Afin de réaliser le développement du secteur conformément au cadre stratégique et à ses principes directeurs, les objectifs spécifiques du Plan ont été déterminés comme suit: (i) promouvoir un système adéquat de vulgarisation, de formation et de développement des capacités humaines, en vue de stimuler l’esprit entrepreneuriat et de satisfaire les besoins des pisciculteurs; (ii) démontrer la viabilité de systèmes de production aquacoles durables, rentables et adaptées au contexte tchadien dans les trois zones prioritaires à fort potentiel; (iii) structurer l’environnement institutionnel et économique pour stimuler le développement de l’aquaculture commerciale; (iv) instaurer de nouveaux modes de gouvernance dans le secteur de l’aquaculture consacrant la professionnalisation du secteur et le principe du partenariat public-privé; (v) capitaliser sur la production niche du pays (spiruline/dihé) pour la consolidation et l’expansion des acquis.
Pour remédier à l’insécurité alimentaire et nutritionnelle, le plan envisage de mettre en place un protocole d’essai pour une production amplifiée des carrières qui impliquera la comparaison de la production traditionnelle et celle de la gestion améliorée en estimant la productivité, la rentabilité et les impacts nutritionnels et sociaux sur les bénéficiaires de chaque carrière.

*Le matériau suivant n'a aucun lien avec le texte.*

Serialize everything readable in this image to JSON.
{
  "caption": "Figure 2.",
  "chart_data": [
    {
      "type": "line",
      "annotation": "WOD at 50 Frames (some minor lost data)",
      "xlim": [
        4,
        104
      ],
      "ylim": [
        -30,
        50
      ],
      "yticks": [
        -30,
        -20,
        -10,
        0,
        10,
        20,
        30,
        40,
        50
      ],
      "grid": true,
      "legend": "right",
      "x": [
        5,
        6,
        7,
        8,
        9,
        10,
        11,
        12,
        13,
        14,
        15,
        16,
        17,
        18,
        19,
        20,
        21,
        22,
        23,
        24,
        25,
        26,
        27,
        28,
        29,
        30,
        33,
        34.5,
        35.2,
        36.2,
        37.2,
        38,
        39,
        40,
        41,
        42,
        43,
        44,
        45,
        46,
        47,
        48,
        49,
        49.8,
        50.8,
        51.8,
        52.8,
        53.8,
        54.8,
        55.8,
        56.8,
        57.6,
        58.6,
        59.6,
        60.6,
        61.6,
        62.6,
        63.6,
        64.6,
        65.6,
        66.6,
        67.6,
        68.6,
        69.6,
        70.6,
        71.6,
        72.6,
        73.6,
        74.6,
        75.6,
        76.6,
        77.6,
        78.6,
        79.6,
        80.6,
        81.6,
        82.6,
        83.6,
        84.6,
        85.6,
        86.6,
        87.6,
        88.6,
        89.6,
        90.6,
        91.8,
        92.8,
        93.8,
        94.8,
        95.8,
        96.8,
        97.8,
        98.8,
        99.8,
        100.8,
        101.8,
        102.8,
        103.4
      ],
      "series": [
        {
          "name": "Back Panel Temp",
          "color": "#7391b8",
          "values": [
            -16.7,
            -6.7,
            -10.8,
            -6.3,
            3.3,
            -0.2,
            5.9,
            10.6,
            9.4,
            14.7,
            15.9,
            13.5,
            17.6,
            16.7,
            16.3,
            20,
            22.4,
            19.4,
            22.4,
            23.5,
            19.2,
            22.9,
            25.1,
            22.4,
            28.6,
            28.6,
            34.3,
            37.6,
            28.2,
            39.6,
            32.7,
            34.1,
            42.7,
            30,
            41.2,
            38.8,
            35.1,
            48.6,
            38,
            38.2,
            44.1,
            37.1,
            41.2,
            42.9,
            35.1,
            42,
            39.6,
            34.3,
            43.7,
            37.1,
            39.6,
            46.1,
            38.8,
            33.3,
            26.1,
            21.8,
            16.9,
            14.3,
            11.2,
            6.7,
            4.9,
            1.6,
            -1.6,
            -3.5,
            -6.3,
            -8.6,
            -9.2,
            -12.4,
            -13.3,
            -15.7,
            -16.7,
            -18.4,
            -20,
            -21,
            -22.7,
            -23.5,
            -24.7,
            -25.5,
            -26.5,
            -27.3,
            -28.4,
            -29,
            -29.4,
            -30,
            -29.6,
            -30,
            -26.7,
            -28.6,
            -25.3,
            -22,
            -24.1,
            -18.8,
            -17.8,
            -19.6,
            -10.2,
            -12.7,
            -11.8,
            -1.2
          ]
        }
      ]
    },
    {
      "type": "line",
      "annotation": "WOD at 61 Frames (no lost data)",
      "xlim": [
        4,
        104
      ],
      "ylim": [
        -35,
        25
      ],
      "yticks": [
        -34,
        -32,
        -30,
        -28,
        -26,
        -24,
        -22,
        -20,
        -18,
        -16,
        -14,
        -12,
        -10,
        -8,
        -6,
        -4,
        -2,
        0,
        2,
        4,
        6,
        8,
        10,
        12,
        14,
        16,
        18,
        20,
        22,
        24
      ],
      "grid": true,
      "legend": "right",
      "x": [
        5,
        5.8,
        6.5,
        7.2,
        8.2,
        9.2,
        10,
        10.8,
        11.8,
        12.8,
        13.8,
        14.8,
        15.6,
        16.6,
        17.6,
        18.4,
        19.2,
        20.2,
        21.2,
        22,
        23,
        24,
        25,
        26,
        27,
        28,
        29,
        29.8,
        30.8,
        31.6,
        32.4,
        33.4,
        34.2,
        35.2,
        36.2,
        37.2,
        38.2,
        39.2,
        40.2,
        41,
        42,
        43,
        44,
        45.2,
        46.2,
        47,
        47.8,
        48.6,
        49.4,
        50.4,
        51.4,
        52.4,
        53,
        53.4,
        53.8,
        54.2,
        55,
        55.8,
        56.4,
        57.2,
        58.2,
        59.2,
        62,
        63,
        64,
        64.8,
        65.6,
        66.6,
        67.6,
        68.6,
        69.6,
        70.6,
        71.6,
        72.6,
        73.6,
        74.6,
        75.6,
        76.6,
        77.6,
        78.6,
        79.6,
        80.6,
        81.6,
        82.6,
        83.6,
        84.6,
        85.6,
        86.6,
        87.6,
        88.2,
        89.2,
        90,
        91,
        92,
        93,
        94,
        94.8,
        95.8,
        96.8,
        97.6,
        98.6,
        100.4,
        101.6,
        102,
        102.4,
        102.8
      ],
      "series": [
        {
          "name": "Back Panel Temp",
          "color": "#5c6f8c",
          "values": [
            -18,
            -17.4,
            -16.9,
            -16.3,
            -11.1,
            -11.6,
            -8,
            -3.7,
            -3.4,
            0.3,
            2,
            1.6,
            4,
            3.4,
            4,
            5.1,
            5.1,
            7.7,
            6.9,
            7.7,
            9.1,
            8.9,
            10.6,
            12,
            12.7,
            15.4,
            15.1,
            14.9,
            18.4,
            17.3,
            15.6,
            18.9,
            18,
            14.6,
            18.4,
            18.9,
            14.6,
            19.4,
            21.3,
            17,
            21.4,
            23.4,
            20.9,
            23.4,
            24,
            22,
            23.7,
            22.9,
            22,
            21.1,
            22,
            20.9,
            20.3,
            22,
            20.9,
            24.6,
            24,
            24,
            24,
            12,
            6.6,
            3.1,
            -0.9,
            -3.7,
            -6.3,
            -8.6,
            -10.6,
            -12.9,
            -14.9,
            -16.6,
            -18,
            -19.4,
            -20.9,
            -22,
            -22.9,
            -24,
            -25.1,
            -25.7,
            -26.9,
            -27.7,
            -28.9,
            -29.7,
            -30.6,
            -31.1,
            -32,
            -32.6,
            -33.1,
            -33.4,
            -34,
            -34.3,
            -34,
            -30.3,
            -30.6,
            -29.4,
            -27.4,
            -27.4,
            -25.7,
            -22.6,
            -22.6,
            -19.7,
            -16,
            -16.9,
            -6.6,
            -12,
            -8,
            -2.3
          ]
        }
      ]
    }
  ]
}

Le plan focalisera aussi ses interventions dans la lutte contre la pauvreté. En effet, le plan envisage de faire de l’aquaculture un élément principal de génération de revenus au travers de la production et la vente de poissons, quel que soit le système de production mis en œuvre. Le plan préconise également que les producteurs commerciaux pratiquent l’activité à petite, moyenne ou grande échelle et s’adressent au marché pour leurs besoins d’approvisionnement en intrants (y compris en main d’œuvre et en capital) et pour l’écoulement de leur production destinée essentiellement à la vente. Enfin, la politique vise à accroître la production vivrière et les revenus des paysans par les actions suivantes: (i) la création d’un environnement favorable à une croissance économique robuste et diversifiée; (ii) la valorisation du potentiel de croissance du secteur rural; (iii) la valorisation des ressources humaines (éducation, santé, genre).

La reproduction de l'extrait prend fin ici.